Sonríe y vuelve a encauzar la charla en lo que le gusta. “Amo enseñar”, dice e imagina los cuentos sobre Buenos Aires a sus alumnos. A algunos ya les cuenta vía mail la maravilla que esconde esta ciudad de bares y mozos buenos. Descubrir talentos, ayudarlos a que encuentren una voz y hagan obra es parte del desafío de la enseñanza y él recoge el legado de su padre, quien murió en 2007 al poco tiempo de la publicación de El contable hindú, y de quien absorbió tanto del ambiente universitario que definió su vida y que atraviesa su obra. Reconoce que a diferencia que en su juventud, la carrera de escritor se juega en la universidad, y que hoy un best seller es un perfecto académico, no un bohemio ni un alcohólico.

 

Ahora está escribiendo una novela por la que hace un gesto de jaqueca, pero no quiere contar demasiado. Admite que tampoco sabe mucho pero que la historia está situada en Lisboa, en los años ’40, y que el mapa esta vez señala Buenos Aires como una posta donde su protagonista, un judío que huye de la guerra, llega para quedarse, como Mark y él, si las cosas se afianzan en este lado del mundo. Acá en Buenos Aires apenas tocó el proyecto, que define como experimental, pero reconoce que la está pasando mal y que tal vez no la termine. Sería la primera vez que le pasa pero lo lleva bien: “No quiero escribir nada que no creo que sea muy bueno, tengo un estándar muy alto para mí mismo. Sin embargo estoy relajado”.

 

 

Señas particulares

No es el primer escritor gay que escribe historias de amor entre hombres ni que presenta la violenta o también solapada confrontación con el mundo de los personajes heterosexuales que rodean a los protagonistas, se diría que todo lo contrario: David Leavitt, que nació en 1961 en Pittsburgh (Estados Unidos), es sí un escritor post Stonewall (léase que cuenta con un activismo como parte del territorio que le tocó pisar, con la palabra gay para nombrarse y con un público de lectores ávidos por encontrar historias que los representaran), pero inscripto en una tradición que en el siglo XX tiene nombres como James Baldwin, Gore Vidal, Christopher Isherwood, William S. Burroughs.

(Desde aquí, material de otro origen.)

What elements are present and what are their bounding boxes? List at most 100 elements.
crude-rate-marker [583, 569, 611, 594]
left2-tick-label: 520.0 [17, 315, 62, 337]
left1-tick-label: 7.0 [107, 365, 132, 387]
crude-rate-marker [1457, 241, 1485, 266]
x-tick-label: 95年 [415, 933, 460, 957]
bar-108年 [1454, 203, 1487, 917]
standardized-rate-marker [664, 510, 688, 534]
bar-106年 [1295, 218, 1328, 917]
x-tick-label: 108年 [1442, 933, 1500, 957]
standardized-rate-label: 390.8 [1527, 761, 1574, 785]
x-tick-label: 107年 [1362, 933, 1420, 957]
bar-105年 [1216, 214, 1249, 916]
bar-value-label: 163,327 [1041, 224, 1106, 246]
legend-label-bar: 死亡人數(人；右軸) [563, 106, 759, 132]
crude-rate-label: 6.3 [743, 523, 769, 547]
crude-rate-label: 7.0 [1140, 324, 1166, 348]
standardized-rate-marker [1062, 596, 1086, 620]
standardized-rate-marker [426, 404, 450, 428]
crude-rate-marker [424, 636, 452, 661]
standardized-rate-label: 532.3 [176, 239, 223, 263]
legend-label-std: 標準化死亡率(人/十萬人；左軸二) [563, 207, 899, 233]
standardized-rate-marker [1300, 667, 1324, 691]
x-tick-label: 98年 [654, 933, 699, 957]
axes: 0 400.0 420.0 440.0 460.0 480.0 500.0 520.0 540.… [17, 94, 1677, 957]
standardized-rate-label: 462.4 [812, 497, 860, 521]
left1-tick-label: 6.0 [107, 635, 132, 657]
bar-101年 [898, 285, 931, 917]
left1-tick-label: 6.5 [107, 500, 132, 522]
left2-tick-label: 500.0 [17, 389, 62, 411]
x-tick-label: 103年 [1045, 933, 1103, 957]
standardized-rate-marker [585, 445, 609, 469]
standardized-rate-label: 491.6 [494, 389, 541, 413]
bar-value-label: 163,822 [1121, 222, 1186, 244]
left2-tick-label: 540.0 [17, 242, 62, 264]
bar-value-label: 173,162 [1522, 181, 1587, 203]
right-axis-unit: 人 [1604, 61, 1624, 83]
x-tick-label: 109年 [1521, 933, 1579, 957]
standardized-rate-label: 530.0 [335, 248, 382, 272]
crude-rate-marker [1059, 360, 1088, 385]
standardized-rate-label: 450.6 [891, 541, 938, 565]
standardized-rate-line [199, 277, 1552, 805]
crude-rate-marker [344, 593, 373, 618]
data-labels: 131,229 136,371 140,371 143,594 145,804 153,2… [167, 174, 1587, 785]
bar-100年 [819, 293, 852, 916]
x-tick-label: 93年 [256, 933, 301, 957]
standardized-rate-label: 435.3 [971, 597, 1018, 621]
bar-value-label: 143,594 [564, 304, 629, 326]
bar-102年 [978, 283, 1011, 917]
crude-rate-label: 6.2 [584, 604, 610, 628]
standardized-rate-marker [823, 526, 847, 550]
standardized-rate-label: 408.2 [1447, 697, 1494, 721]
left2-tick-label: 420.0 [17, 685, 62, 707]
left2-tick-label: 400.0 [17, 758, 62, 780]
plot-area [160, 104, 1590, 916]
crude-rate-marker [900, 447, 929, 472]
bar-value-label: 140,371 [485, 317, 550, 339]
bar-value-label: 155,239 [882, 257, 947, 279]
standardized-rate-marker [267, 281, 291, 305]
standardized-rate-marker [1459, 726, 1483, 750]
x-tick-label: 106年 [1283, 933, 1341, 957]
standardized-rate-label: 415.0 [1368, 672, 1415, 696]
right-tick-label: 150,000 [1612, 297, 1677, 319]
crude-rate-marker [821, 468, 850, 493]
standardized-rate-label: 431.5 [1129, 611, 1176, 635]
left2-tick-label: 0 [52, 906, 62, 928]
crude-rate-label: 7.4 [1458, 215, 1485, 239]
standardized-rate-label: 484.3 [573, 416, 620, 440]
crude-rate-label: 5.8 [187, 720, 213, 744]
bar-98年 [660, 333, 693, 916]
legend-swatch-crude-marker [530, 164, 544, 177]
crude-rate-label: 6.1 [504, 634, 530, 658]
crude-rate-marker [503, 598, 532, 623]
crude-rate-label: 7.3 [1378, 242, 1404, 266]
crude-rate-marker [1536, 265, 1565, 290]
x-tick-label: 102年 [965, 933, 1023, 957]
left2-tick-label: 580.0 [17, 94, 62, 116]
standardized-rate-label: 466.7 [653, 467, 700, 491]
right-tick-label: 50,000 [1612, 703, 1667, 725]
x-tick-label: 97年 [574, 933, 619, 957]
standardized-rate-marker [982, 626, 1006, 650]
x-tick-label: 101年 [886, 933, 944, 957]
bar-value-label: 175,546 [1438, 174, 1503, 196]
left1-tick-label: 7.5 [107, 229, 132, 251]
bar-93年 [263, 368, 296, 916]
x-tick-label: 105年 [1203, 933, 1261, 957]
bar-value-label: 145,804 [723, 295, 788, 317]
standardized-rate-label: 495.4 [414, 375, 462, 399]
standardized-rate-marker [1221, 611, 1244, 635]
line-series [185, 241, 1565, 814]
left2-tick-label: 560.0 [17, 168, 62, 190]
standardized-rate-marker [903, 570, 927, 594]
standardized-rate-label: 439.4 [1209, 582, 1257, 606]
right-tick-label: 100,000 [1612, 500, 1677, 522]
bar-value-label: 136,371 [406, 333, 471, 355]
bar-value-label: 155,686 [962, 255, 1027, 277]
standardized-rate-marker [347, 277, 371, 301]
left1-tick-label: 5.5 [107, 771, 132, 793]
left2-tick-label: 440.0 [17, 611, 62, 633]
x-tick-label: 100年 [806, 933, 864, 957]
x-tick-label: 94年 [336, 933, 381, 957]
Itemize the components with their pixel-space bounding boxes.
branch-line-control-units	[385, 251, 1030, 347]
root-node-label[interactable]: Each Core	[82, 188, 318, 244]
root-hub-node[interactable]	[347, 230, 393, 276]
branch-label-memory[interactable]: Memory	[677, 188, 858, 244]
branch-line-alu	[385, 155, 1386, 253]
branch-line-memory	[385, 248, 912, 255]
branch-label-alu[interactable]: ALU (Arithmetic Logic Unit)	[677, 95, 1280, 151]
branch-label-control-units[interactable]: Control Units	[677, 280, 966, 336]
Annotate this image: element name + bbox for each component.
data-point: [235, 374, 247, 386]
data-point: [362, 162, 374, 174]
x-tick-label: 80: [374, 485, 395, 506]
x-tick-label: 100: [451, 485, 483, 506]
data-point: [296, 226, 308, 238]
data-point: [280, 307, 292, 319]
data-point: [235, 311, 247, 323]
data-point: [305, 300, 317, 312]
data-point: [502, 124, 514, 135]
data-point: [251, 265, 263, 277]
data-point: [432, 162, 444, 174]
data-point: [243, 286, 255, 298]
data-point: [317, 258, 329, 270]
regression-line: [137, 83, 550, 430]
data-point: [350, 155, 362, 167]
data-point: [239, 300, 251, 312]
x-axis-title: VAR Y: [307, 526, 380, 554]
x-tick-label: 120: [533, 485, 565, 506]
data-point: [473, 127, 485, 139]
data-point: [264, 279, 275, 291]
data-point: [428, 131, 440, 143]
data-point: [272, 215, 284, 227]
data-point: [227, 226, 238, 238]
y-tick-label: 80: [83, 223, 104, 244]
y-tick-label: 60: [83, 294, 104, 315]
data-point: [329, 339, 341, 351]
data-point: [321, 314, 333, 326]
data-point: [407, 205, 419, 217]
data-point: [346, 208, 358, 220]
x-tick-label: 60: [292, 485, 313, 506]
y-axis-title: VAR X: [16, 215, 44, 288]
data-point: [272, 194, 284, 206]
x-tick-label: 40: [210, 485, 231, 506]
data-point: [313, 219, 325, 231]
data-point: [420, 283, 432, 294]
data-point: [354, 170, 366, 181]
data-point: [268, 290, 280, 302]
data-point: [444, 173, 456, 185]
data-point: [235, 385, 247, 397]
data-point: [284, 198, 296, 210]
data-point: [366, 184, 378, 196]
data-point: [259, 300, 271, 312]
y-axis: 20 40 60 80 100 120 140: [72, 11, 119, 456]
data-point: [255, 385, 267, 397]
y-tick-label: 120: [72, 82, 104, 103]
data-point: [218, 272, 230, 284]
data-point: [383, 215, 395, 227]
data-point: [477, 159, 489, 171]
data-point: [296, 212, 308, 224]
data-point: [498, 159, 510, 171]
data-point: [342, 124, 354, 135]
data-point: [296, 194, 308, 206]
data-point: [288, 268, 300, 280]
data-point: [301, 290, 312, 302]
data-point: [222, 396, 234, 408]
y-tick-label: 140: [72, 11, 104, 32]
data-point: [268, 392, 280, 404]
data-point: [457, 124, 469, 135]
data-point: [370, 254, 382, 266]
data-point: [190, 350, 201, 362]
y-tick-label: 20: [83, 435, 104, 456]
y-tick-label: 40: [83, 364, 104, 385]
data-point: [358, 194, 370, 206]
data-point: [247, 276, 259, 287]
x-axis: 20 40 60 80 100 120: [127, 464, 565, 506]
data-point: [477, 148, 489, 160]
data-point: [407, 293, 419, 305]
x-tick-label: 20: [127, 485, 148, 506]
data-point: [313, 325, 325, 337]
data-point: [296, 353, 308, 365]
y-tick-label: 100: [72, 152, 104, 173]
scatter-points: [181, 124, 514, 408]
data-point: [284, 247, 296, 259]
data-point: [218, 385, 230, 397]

El hecho nada menor de que en los ochenta, y cuando rondaba los 20 años, irrumpiera con su original y talentoso libro de cuentos, Baile en familia, puso la mirada de la crítica, del medio y de esos lectores que durante años lo siguieron como a un talismán. Y Leavitt siguió con más hallazgos, agregando contextos, ironías y componentes etarios, étnicos y sensuales a sus historias donde los personajes gays, como se ha visto con claridad recién llegado el siglo XXI, conviven con los que no lo son o no saben que lo son. Su primera novela, El lenguaje perdido de las grúas (1986), comienza con la decadencia de un matrimonio tipo y culmina con dos salidas del closet, la del hijo adolescente y la del padre. En Amores iguales (1989), agrega a la historia entre hombres el componente intergeneracional, un abogado se enfrenta con la enfermedad de su madre, quien muere de cáncer, aparece una hermana lesbiana y un padre que, como Leavitt, es profesor en California. Aunque Leavitt ha negado hasta el hartazgo la relación autobiográfica, los fanáticos siguen encontrando su retrato. La educación judía y los conflictos de la autoaceptación, cruzado esto con la vida cotidiana de la clase media, catapultaron a Leavitt a la categoría de superstar de las letras gays americanas, con un reconocimiento mayor en Europa, como corresponde.

 

 

En la novela que viene a presentar a Buenos Aires, El contable hindú, Leavitt retrocede a la época victoriana y a la Inglaterra más recalcitrante, los colleges de Cambridge, para contar la historia real del indio Srinivasa Ramanujan, el joven brillante que sin haber estudiado formalmente y en lo más profundo de la India descubre las fórmulas más buscadas por los matemáticos de principios de siglo. O mejor dicho, reconstruye la relación entre este joven y el matemático británico G. H. Hardy.

 

Aprovecha esta novela, que podría llamarse histórica, para reproducir las percepciones no sólo sobre la homosexualidad, sino sobre lo normal, las relaciones entre ciencia y verdad y la construcción de cofradías que marcaron los años en que Oscar Wilde era llevado a juicio y tantos hombres vivían su homosexualidad como un excéntrico daño, o como un pasatiempo a ser olvidado en el calor del hogar o del trabajo.